Puis-je ajouter un capteur plus tard, si le système s’avère insuffisant ?

Oui, mais uniquement si toute l’hydraulique (pompe, régulation, tuyauterie, vase d’expansion) a été dimensionnée avec une marge. Lors de l’installation prévue pour un éventuel agrandissement, il faut choisir une unité de pompage avec un débit plus élevé et un vase d’expansion avec un volume plus grand. Le ballon doit disposer d’une surface d’échangeur solaire suffisante pour un plus grand nombre de capteurs. Si le système a été dimensionné « à bloc » pour 2 capteurs, l’ajout d’un troisième peut nécessiter le changement de l’unité de pompage et du vase d’expansion.

Quelle est la surface minimale d’un capteur, à partir de laquelle le système a un intérêt économique ?

D’un point de vue économique, un système solaire a déjà un intérêt à partir d’un seul capteur pour 1 à 2 personnes, surtout avec un chauffage électrique. Pour une maison alimentée au gaz, la limite de rentabilité est un peu plus élevée, mais il reste vrai qu’un seul capteur économise 100 à 180 € par an en énergie. Plus important que la surface minimale est le rapport entre le prix d’installation et l’énergie économisée – ici, un système avec 2 capteurs a un meilleur rapport que celui avec un seul, car les coûts fixes (ballon, régulation, installation) se répartissent sur une plus grande puissance.


Conclusion – le bon calcul est la base, pas une formalité

Le dimensionnement d’un capteur solaire n’est pas une science de fusée, mais exige une approche systématique et la prise en compte des paramètres réels du ménage et de la localité. Le mythe « 2 capteurs suffisent toujours » est faux – ils peuvent suffire, mais peuvent aussi manquer ou être surdimensionnés. Le calcul en 5 étapes mentionné dans cet article est accessible à tous et fournit une base solide pour discuter avec un installateur ou un vendeur.
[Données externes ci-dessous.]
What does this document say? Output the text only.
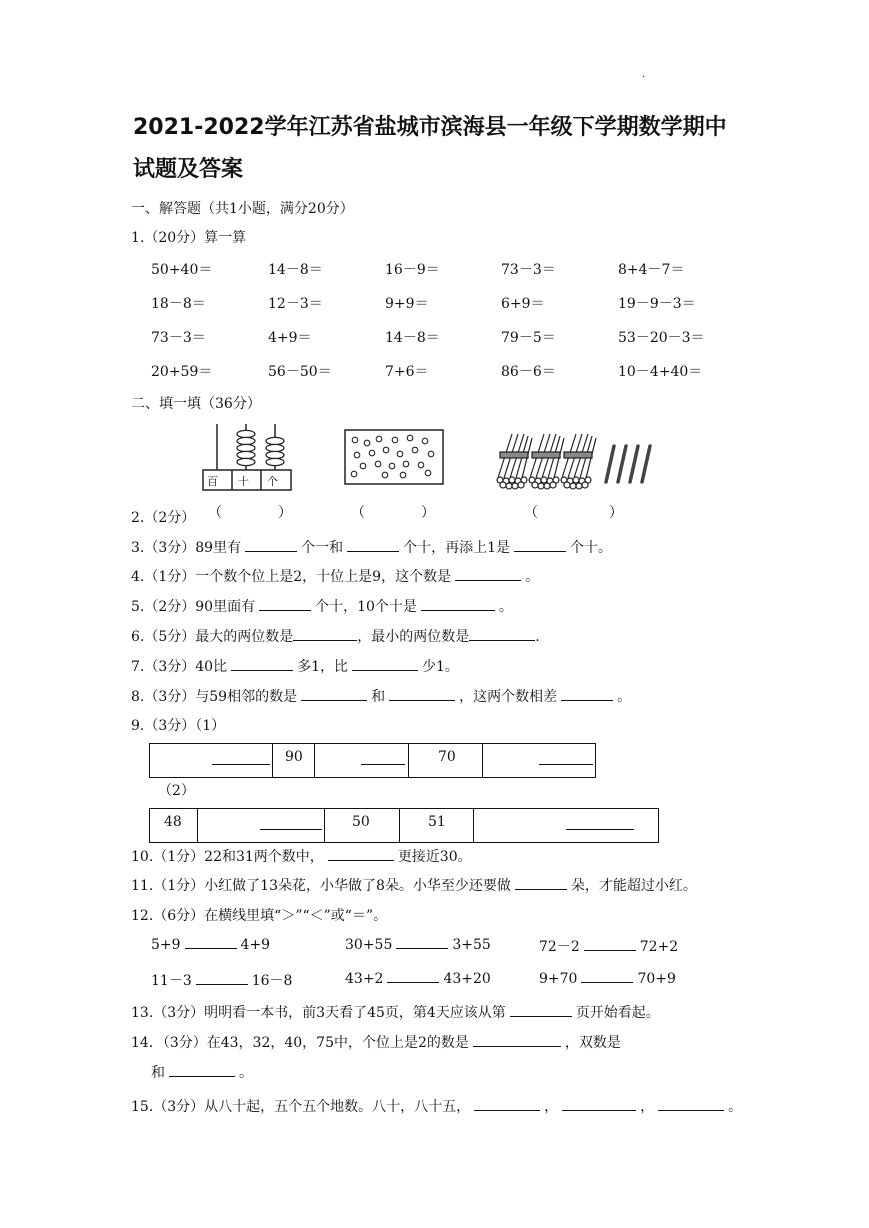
·
2021-2022学年江苏省盐城市滨海县一年级下学期数学期中
试题及答案
一、解答题（共1小题，满分20分）
1.（20分）算一算
50+40＝	14－8＝	16－9＝	73－3＝	8+4－7＝
18－8＝	12－3＝	9+9＝	6+9＝	19－9－3＝
73－3＝	4+9＝	14－8＝	79－5＝	53－20－3＝
20+59＝	56－50＝	7+6＝	86－6＝	10－4+40＝
二、填一填（36分）
百 十 个
2.（2分） （	）	（	）	（	）
3.（3分）89里有	个一和	个十，再添上1是	个十。
4.（1分）一个数个位上是2，十位上是9，这个数是	。
5.（2分）90里面有	个十，10个十是	。
6.（5分）最大的两位数是	，最小的两位数是	.
7.（3分）40比	多1，比	少1。
8.（3分）与59相邻的数是	和	，这两个数相差	。
9.（3分）（1）
90	70
（2）
48	50	51
10.（1分）22和31两个数中，	更接近30。
11.（1分）小红做了13朵花，小华做了8朵。小华至少还要做	朵，才能超过小红。
12.（6分）在横线里填“＞”“＜”或“＝”。
5+9	4+9	30+55	3+55	72－2	72+2
11－3	16－8	43+2	43+20	9+70	70+9
13.（3分）明明看一本书，前3天看了45页，第4天应该从第	页开始看起。
14．（3分）在43，32，40，75中，个位上是2的数是	，双数是
和	。
15.（3分）从八十起，五个五个地数。八十，八十五，	，	，	。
Si vous prévoyez une installation et que vous souhaitez aborder d'autres thèmes connexes, je vous recommande de lire les articles Comment choisir un système solaire pour l’eau chaude d’une maison familiale et Installation d’un système solaire pas à pas – du capteur solaire thermique au ballon, où vous trouverez une suite du processus complet, depuis le calcul jusqu’au démarrage du système. Pour ceux qui souhaitent comprendre aussi l’aspect mécanique de l’installation, l’article Comment placer et fixer correctement les capteurs solaires thermiques sur le toit s’avère utile.

Un système correctement dimensionné fonctionne en silence, efficacement et sans problème pendant des années. Un système mal dimensionné complique l’entretien, raccourcit la durée de vie des composants et déçoit le client, qui finit par perdre toute confiance en la technologie solaire. Accordez 30 minutes à la planification à l’avance – vous économiserez des années de soucis par la suite.